ABD Başkanı Donald Trump, yenilenebilir enerji projelerine karşı sert bir tavır alarak güneş ve rüzgâr yatırımlarına onay vermeyeceklerini açıkladı. Truth Social platformunda yaptığı paylaşımda, bu projelerin enerji maliyetlerini yükselttiğini savunarak, rüzgâr türbinleri ve güneş enerjisi girişimlerini “yüzyılın dolandırıcılığı” olarak nitelendirdi. Trump’ın açıklamaları, özellikle temiz enerji politikaları açısından büyük bir geri adım olarak yorumlanırken, sektör temsilcileri bu söylemlerin uzun vadede enerji güvenliği ve ekonomik rekabet açısından ciddi riskler barındırdığını belirtiyor.
Trump, yenilenebilir enerjiyi rafa kaldırabilir
Trump yönetimi, fosil yakıtları destekleme politikasını sürdürürken, yenilenebilir enerji yatırımlarına yönelik açık bir karşı duruş sergiliyor. Ancak ABD Enerji Bilgi İdaresi’nin (EIA) yayımladığı son rapor, bu siyasi duruşa adeta zıt bir tablo çiziyor. 2025 yılı için yapılan projeksiyonlara göre, ABD’de devreye alınacak yeni elektrik üretim kapasitesinin yaklaşık yarısının güneş enerjisinden sağlanması bekleniyor.

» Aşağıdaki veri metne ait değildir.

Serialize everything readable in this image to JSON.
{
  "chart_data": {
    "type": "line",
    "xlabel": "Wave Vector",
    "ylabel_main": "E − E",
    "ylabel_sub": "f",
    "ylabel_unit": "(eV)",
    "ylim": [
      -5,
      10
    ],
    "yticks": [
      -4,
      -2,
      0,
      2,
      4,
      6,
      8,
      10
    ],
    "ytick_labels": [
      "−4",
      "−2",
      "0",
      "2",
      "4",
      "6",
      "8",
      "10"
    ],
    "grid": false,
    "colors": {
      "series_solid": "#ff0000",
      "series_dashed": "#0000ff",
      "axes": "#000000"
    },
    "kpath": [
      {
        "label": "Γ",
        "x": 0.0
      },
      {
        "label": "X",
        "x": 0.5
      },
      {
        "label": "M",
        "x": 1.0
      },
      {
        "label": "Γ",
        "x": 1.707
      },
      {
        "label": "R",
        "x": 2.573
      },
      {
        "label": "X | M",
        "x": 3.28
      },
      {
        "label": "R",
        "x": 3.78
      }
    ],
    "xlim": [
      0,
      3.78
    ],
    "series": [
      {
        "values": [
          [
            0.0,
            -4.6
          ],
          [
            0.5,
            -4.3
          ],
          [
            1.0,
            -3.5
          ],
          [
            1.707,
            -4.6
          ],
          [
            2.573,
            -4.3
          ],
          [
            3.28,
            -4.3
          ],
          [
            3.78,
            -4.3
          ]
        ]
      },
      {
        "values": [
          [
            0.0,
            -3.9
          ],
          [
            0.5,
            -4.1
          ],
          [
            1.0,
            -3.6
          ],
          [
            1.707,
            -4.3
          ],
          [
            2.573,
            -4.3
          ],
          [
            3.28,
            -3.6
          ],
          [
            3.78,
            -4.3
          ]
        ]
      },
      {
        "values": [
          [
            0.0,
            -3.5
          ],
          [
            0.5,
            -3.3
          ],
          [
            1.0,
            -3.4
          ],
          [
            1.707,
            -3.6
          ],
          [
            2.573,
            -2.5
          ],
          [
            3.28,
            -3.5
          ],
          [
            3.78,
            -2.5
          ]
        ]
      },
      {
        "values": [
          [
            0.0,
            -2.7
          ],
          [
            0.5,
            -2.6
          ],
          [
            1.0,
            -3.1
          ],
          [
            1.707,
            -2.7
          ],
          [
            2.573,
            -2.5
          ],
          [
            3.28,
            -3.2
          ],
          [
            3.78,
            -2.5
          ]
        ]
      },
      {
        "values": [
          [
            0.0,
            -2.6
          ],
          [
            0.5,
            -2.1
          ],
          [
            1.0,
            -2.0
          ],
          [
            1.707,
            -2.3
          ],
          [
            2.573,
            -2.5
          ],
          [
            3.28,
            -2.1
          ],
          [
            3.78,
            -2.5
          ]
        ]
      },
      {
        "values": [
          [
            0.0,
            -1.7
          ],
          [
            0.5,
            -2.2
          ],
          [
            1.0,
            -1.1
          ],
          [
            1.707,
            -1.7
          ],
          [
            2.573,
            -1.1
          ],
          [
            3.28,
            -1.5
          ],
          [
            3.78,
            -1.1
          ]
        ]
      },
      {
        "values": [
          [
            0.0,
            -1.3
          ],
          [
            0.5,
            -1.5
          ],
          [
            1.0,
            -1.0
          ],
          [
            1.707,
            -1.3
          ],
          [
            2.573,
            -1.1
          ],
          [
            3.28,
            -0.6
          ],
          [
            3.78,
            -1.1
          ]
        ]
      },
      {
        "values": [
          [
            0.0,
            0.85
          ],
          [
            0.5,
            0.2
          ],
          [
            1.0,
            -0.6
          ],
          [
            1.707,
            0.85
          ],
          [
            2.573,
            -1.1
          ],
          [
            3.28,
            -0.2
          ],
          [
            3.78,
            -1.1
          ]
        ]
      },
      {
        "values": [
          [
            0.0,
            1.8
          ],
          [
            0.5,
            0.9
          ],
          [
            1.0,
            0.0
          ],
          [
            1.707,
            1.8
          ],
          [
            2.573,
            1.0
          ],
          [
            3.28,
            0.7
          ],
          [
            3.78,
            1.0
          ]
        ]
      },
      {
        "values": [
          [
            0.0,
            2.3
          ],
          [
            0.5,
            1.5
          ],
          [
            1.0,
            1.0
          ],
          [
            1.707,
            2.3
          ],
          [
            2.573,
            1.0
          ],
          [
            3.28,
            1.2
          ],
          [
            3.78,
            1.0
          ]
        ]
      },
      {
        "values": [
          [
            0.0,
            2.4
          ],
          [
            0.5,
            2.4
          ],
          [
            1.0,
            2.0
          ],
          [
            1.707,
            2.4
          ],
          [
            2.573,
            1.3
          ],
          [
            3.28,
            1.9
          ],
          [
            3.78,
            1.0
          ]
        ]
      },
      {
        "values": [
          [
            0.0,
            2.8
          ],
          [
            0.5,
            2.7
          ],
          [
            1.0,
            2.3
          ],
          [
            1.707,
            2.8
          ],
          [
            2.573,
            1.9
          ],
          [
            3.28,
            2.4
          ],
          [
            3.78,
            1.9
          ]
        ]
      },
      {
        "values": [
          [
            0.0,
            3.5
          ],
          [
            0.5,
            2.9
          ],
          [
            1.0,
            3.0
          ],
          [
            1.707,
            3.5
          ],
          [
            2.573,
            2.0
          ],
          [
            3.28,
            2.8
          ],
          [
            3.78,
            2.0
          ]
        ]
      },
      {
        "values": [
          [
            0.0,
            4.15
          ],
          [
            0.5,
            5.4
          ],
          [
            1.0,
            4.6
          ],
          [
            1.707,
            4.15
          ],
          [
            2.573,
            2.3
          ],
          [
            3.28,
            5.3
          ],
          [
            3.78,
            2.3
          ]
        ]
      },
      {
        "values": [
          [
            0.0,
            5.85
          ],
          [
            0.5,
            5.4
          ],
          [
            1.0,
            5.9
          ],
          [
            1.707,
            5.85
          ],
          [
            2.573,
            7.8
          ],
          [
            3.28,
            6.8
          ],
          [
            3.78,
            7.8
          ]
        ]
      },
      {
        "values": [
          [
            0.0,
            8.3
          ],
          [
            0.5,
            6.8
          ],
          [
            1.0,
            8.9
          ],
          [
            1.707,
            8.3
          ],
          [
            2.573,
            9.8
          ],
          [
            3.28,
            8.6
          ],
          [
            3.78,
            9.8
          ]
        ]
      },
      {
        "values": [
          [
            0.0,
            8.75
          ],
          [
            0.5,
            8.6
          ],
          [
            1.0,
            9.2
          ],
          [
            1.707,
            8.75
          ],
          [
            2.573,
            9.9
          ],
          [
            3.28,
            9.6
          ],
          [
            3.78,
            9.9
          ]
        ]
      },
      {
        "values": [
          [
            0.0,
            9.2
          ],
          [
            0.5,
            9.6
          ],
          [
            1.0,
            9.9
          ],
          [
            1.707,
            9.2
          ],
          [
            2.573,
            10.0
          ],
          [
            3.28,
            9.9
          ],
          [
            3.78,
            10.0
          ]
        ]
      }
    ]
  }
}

Teksas eyaleti, 9.7 GW’lık yeni kapasiteyle bu büyümede başı çekecek. 2035’e kadar ise güneş enerjisinin toplam kapasitesinin %64 artışla 255 GW’a ulaşacağı öngörülüyor. Aynı dönemde rüzgâr enerjisi kapasitesi 185 GW’a, batarya depolama kapasitesi ise iki katına çıkarak 97 GW seviyesine yükselecek.

EIA’nın verilerine göre, güneş enerjisindeki hızlı büyümenin üç ana nedeni bulunuyor: azalan panel maliyetleri ve teknolojik gelişmeler, federal ve eyalet düzeyindeki teşvikler ile özel sektörün karbon azaltım hedefleri doğrultusunda temiz enerjiye olan yönelimi. Bu etkenler sayesinde yenilenebilir enerji projeleri, ekonomik ve çevresel açıdan giderek daha cazip hale geliyor.
https://futureflow.life/nissan-elektrikli-araclarinda-kati-hal-batarya-kullanacak/
Avrupa ve Asya’da temiz enerji yatırımlarının artarak devam ettiği bir dönemde, ABD’nin bu alanda frene basması küresel rekabette geride kalma riskini beraberinde getiriyor. Her ne kadar Trump yönetimi bu projeleri durdurmak istese de, enerji dönüşümünde güneş ve rüzgâr halen merkezî bir rol oynamaya devam ediyor. Veriler, yatırımcıların ve enerji şirketlerinin yenilenebilir kaynaklara ilgisinin sürdüğünü, hatta artarak devam ettiğini ortaya koyuyor. Bu da siyasi kararlarla sektör dinamikleri arasındaki ayrışmayı gözler önüne seriyor.